You can convert your sparse features to a torch.sparse.Tensor and then embed them via a Linear layer:

x = x.to_torch_sparse_coo_tensor()
x = lin(x)

Thank you. It almost works.

Traceback (most recent call last):
  File "attributedgraph.py", line 100, in <module>
    main()
  File "attributedgraph.py", line 86, in main
    bx = batch.x.to_torch_sparse_coo_tensor()
  File "/opt/conda/lib/python3.8/site-packages/torch_sparse/tensor.py", line 497, in to_torch_sparse_coo_tensor
    index = torch.stack([row, col], dim=0)
RuntimeError: CUDA out of memory. Tried to allocate 6.47 GiB (GPU 1; 15.78 GiB total capacity; 8.54 GiB already allocated; 6.14 GiB free; 8.56 GiB reserved in total by PyTorch) If reserved memory is >> allocated memory try setting max_split_size_mb to avoid fragmentation.  See documentation for Memory Management and PYTORCH_CUDA_ALLOC_CONF
EdisonLeeeee commented 1 year ago

Weird. Looks like the main bottleneck is the conversion between two sparse formats. However, as far as I know, this operation will not incur too much memory.

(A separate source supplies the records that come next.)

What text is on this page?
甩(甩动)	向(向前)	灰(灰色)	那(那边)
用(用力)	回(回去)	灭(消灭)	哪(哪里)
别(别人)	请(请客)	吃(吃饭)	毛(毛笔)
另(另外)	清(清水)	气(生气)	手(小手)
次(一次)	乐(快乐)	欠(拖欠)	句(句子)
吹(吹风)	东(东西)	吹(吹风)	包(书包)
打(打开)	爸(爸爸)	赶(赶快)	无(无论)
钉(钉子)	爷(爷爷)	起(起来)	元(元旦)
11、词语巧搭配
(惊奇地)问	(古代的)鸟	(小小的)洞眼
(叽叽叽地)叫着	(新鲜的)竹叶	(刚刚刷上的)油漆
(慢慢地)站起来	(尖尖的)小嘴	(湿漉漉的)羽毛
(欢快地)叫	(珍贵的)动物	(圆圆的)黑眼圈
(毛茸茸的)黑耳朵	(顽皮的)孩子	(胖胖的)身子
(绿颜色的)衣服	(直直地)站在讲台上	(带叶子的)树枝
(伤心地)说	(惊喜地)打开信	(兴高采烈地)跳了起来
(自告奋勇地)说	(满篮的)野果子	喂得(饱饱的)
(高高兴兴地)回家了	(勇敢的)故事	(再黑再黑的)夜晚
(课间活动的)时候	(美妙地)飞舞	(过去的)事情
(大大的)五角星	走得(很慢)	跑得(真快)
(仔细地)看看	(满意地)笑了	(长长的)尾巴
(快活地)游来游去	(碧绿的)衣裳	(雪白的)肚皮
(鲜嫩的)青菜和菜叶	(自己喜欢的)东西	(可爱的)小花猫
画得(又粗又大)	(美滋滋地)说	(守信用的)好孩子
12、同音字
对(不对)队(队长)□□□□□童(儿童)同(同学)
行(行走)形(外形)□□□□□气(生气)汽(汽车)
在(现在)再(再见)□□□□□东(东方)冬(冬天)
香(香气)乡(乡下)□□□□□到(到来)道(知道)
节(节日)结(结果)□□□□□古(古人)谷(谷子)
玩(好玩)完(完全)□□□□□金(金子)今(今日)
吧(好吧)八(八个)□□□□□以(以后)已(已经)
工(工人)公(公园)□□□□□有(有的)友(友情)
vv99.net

Can you try something like x = x.cpu().to_torch_sparse_coo_tensor().to(device)?

LukeLIN-web commented 1 year ago

Weird. Looks like the main bottleneck is the conversion between two sparse formats. However, as far as I know, this operation will not incur too much memory.

Can you try something like x = x.cpu().to_torch_sparse_coo_tensor().to(device)?

RuntimeError: CUDA out of memory. Tried to allocate 6.47 GiB (GPU 1; 15.78 GiB total capacity; 10.16 GiB already allocated; 4.52 GiB free; 10.18 GiB reserved in total by PyTorch) If reserved memory is >> allocated memory try setting max_split_size_mb to avoid fragmentation.  See documentation for Memory Management and PYTORCH_CUDA_ALLOC_CONF
EdisonLeeeee commented 1 year ago

I think the problem is that NeighborLoader currently does not support sparse node features, which means that batch.x is exactly the same as data.x, which requires significantly large memory. Sorry for that.